Leaning into its industrial roots, the entrance to Reffen is a couple of shipping containers stacked in a pyramid. Each food stall in the market is unique to an individual country and is also located in a done-up shipping container.
I had a great day hanging out there. I ate some good Danish food, getting a crispy pork sandwich and a sausage. I drank an iced coffee and read my book lying on the docks. I sipped a beer sitting in a lawn chair at the edge of the concrete pier with a great view of the city. Very peaceful. The weather behaved just enough. And you know what? Sweet treat to cap off the nice day! I got some ice cream for my hour walk back to the city. It was a great solo day.

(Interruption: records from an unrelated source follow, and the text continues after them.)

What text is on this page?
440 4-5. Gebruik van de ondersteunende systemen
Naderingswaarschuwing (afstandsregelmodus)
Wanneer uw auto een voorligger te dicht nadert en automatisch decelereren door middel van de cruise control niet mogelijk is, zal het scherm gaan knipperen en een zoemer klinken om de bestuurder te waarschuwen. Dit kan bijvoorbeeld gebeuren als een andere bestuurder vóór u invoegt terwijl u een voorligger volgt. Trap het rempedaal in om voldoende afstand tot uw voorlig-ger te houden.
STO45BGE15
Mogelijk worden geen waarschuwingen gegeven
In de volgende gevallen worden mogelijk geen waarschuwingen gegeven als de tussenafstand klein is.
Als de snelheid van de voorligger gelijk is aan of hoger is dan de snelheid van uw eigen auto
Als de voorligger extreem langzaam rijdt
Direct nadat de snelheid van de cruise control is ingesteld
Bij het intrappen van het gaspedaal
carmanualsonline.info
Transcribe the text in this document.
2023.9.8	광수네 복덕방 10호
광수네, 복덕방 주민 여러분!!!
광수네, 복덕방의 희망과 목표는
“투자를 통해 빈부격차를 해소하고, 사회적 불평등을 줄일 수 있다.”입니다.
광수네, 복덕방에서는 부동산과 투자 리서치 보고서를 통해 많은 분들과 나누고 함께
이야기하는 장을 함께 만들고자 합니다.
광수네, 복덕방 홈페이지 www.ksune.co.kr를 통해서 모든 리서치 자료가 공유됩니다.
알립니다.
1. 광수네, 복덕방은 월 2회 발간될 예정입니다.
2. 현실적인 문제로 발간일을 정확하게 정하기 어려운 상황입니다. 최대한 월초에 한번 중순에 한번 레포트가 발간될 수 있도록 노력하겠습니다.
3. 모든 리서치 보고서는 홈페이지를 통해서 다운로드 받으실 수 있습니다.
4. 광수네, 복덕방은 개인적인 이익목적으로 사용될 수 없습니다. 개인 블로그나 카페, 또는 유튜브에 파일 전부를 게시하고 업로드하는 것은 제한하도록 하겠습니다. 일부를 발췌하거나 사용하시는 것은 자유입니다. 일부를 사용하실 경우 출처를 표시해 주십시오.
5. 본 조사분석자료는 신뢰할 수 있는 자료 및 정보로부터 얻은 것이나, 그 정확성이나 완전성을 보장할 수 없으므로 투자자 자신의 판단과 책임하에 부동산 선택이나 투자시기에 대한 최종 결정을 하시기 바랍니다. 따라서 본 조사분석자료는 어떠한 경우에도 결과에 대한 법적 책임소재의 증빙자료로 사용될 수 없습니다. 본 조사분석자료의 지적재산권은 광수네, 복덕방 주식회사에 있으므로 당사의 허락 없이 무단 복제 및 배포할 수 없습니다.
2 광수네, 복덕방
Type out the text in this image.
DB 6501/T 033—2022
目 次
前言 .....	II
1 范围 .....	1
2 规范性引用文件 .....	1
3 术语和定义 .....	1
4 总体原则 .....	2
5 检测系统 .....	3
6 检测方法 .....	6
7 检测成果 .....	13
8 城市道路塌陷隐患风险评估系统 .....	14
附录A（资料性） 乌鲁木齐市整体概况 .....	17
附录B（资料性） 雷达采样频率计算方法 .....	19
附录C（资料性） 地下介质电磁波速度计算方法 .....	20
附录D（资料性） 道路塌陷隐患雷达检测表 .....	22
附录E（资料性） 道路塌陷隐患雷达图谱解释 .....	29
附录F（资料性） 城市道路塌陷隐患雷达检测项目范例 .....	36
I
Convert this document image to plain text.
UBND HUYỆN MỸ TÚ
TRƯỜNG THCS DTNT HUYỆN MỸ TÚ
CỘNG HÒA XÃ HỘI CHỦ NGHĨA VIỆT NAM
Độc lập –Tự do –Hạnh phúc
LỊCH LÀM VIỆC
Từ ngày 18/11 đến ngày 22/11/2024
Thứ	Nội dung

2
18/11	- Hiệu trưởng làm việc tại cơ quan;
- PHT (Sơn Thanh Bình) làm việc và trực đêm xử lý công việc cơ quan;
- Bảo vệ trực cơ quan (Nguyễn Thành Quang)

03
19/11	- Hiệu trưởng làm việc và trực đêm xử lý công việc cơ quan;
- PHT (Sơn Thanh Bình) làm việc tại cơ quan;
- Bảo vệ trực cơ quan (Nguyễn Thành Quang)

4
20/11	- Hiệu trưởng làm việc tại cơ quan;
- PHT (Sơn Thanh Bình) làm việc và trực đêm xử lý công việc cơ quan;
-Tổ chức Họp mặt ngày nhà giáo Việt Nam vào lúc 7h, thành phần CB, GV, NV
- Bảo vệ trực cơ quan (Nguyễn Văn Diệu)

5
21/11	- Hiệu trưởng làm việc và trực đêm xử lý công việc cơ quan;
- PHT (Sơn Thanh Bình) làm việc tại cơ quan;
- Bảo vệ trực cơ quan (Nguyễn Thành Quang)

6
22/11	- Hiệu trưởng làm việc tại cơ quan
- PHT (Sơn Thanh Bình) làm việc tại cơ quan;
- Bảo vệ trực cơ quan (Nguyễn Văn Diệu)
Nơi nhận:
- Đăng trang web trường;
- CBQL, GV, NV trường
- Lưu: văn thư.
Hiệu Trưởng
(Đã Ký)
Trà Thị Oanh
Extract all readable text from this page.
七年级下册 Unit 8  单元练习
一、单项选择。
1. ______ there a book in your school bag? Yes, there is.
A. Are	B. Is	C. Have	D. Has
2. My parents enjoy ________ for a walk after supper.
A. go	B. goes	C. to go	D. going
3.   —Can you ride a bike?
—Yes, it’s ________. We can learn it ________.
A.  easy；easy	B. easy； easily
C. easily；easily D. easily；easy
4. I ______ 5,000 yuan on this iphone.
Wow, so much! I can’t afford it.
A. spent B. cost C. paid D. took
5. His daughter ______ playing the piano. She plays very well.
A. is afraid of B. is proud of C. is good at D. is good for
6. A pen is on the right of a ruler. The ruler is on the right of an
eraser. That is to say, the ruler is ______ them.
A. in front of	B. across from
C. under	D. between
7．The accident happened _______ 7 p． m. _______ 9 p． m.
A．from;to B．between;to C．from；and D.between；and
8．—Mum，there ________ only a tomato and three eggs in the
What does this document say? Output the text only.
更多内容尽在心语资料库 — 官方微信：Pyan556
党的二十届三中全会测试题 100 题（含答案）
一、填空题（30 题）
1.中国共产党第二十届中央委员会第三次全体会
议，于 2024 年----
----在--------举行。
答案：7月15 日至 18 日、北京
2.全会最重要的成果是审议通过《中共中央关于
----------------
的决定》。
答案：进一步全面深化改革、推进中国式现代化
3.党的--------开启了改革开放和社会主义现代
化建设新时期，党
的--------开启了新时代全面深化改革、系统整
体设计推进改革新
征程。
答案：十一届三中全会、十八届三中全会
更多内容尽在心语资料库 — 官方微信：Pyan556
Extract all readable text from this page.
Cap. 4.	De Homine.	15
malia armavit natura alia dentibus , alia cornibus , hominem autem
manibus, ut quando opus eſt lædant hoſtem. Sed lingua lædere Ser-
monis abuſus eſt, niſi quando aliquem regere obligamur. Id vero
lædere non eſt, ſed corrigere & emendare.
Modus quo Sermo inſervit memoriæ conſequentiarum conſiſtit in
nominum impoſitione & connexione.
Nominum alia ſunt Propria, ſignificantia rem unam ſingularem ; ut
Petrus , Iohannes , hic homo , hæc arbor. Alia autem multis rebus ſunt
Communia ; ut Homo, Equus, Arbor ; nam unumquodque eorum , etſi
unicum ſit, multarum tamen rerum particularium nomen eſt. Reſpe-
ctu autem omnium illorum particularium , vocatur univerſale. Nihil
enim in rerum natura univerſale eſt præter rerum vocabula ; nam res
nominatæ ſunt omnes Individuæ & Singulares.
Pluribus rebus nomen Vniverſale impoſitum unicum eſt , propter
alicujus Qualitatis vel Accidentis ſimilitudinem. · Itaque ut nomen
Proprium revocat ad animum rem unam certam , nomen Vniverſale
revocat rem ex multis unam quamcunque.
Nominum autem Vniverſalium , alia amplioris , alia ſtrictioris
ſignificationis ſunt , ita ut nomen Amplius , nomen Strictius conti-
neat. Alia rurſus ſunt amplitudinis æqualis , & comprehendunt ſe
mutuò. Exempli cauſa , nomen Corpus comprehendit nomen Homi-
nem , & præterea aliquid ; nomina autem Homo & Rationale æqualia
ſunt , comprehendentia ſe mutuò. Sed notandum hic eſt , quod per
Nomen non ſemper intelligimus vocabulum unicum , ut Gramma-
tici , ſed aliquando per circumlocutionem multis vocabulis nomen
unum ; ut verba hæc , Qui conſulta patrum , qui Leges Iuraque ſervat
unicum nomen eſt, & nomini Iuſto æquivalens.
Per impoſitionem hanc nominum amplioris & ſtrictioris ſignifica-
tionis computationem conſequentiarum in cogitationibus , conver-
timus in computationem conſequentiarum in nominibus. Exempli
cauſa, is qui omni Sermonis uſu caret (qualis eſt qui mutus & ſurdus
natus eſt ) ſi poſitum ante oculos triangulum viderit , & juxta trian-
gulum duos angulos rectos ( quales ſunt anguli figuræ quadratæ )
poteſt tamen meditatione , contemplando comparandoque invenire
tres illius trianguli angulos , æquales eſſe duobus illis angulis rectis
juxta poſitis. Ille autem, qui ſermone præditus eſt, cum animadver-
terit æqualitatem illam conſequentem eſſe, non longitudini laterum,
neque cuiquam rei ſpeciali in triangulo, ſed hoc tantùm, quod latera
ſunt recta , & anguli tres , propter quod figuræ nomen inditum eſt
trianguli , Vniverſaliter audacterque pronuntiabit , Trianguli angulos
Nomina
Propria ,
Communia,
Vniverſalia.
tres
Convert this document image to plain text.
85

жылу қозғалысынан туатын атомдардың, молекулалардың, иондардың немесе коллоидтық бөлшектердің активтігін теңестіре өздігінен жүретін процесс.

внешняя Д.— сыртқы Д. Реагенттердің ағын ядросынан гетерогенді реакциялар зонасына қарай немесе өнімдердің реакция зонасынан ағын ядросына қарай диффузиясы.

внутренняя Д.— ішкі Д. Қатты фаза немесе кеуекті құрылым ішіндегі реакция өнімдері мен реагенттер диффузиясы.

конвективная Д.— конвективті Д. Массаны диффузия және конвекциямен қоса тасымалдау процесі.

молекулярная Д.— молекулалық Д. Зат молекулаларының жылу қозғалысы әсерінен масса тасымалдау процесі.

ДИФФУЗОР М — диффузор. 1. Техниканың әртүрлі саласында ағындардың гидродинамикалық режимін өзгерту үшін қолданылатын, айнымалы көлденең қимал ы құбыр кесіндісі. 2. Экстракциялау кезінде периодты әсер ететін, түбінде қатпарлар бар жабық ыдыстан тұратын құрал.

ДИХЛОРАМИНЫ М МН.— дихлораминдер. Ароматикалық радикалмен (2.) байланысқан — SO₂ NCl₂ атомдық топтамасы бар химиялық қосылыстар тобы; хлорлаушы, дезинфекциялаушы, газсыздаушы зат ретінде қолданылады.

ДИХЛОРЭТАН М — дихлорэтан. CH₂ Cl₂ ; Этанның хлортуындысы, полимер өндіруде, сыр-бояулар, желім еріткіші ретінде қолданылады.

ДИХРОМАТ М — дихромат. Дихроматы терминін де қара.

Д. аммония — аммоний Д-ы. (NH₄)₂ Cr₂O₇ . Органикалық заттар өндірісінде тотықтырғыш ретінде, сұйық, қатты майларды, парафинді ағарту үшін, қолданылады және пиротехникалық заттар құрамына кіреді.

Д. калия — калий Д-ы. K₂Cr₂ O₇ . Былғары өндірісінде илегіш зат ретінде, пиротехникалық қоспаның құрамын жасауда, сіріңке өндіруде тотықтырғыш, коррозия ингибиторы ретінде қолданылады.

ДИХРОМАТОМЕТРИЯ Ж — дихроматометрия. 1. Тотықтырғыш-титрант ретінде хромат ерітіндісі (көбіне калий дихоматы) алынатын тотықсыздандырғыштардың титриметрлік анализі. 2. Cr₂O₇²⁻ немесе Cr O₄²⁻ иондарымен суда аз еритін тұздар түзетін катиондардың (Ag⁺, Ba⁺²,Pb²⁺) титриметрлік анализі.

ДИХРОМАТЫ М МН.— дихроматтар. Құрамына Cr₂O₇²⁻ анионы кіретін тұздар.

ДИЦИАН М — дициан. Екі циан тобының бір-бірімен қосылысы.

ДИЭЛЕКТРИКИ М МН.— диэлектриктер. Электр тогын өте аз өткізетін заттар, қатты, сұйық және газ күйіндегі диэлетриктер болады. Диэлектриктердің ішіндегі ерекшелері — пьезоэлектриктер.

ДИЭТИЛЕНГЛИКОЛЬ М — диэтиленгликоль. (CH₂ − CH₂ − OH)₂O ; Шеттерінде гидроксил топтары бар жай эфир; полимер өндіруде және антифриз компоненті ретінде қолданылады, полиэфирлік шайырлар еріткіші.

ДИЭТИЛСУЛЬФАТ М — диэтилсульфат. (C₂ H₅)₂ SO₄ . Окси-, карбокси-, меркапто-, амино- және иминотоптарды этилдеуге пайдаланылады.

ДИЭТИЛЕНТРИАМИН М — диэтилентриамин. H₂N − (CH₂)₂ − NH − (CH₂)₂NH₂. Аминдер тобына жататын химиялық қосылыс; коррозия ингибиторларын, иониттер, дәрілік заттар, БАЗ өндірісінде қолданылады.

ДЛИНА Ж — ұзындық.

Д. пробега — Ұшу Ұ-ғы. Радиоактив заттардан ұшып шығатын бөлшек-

Finally, I know you’re all wondering what I did to celebrate the 249th anniversary of our country’s declaration of independence. While there weren’t fireworks being shot off in the streets here, it only felt right for me to have a good ol’ cheeseburger with fries in honor of our nation’s birthday back home.
Until Next Time,
Jack
Add Copenhagen to my bucket list! Sounds similar to Amsterdam - I will be interested in hearing your comparison. I can't remember if we ever saw The Little Mermaid - I think we did - at least the Disney version. I feel bad I didn't expose you to Hans Christen Anderson!
Love the Ledgers!
And, I love how much you enjoyed Copenhagen - a great example of a country taking the long view to planning and design!